インフルエンスオペレーションは、敵対国家に対しフェイクニュースやディスインフォメーションと呼ばれる虚偽情報を拡散したり、機密情報をリースするなどして混乱と不信館を増幅させ、個人や国家の意思決定への干渉を狙うものだ。
例えば2020年の米国大統領選挙の際、フェイクニュースの拡散が大きな脅威となり、FBIとCISA(サイバーセキュリティ・社会基盤安全保障庁)が共同で注意喚起を発出する事態となった。
また、偽情報を拡散する手法として、生成AIを使ったディープフェイクが利用されている。日本でも、2022年の台風15号による水害と称し、生成AIで作成されたフェイク画像が「X」上で拡散されたり、岸田文雄首相が卑わいな言葉を発しているような動画が投稿されるといった事例がある。
最近は、3秒のサンプル音声があれば、その人物の声で自由に話ができるAI音声生成ソフトウェアが公開されており、「ITスキルのない一般人でも簡単に作成できることから、ディープフェイクの悪用が加速するのではないか」と岡本氏は懸念を示した。
ディープフェイクの悪用が懸念されるという
トレンドマイクロでは、ソーシャルメディアアカウントを自動作成するツール「Kopeechka」も発見している。このツールを用いることで、インスタグラムやフェイスブックなどのアカウントを大量に作成することができ、偽情報を効果的に拡散させることが可能だという。
いち組織だけでリスク回避は不可能
世界情勢が不安定化する中で、日本がサイバー攻撃のターゲットとされる機会も増えている。

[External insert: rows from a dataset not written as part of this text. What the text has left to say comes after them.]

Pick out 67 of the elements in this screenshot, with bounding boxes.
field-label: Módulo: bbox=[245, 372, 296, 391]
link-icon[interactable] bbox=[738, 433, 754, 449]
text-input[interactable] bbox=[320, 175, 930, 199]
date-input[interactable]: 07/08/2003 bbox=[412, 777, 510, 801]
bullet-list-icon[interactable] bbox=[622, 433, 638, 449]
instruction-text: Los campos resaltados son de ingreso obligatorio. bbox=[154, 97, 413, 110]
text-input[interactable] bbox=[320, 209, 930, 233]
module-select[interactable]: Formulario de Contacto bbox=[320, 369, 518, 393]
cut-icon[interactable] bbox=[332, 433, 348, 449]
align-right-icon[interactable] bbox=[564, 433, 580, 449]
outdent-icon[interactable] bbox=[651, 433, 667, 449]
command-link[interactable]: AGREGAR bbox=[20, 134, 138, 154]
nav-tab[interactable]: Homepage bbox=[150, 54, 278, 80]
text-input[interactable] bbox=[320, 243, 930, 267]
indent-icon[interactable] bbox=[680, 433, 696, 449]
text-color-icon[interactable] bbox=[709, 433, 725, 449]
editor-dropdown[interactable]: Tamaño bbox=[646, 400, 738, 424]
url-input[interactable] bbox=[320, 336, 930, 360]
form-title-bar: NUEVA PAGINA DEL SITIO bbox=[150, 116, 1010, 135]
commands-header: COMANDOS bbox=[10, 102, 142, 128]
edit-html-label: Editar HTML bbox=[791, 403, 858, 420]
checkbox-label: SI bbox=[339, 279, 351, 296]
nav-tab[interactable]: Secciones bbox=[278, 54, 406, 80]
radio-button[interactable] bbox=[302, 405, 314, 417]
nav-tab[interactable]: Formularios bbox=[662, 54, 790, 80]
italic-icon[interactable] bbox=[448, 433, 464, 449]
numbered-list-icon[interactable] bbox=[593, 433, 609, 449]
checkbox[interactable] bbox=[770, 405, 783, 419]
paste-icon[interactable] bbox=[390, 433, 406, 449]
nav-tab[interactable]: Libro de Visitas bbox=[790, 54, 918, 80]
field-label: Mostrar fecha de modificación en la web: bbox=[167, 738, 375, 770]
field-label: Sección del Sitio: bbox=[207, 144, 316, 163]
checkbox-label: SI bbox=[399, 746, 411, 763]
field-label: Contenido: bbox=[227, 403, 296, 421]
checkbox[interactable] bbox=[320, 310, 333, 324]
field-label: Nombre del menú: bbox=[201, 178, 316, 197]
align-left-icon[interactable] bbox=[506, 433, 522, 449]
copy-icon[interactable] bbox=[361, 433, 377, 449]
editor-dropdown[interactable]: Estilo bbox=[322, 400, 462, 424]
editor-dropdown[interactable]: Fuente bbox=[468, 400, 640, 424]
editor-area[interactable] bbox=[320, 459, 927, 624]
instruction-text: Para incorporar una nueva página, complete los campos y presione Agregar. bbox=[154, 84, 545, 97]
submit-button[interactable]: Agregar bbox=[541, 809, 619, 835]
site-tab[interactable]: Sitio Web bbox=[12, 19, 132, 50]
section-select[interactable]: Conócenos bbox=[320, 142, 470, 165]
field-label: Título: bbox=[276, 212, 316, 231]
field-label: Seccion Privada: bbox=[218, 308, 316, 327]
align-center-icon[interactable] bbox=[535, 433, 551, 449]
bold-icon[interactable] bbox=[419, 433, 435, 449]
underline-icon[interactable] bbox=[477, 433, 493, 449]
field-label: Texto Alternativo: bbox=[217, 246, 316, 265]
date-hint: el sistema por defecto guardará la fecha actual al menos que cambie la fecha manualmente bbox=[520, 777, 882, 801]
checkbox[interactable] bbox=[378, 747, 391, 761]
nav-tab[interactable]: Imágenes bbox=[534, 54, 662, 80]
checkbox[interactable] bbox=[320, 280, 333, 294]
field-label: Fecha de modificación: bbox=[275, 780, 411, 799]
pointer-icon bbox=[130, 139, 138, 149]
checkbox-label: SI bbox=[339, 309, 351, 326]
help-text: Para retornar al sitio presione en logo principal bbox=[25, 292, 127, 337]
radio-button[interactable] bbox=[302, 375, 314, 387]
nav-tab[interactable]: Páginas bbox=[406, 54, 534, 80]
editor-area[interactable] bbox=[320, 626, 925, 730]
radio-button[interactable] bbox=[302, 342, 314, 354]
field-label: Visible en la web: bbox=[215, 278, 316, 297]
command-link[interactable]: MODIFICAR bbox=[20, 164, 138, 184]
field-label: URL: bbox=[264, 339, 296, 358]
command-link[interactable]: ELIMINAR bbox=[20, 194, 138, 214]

直近では2023年10月、国連安全保障理事会において、イスラエル・パレスチナ情勢に関するロシアの決議を日本が否決したことで、ハクティビストが日本を標的にすると宣言。実際にWebサイトが改ざんされるなどの被害が生まれている。
日本もハクティビストの標的に
このように安全保障に影響を及ぼすサイバー脅威に対し、どう立ち向かうべきなのか。
岡本氏は「取引先や子会社などが踏み台となるサプライチェーンリスクもあり、いち組織だけの対策ですべてのリスクを回避することは困難になっている」と指摘。そのうえで、被害を受けた企業などが、業界全体あるいはサプライチェーン全体で情報共有することが重要だと述べた。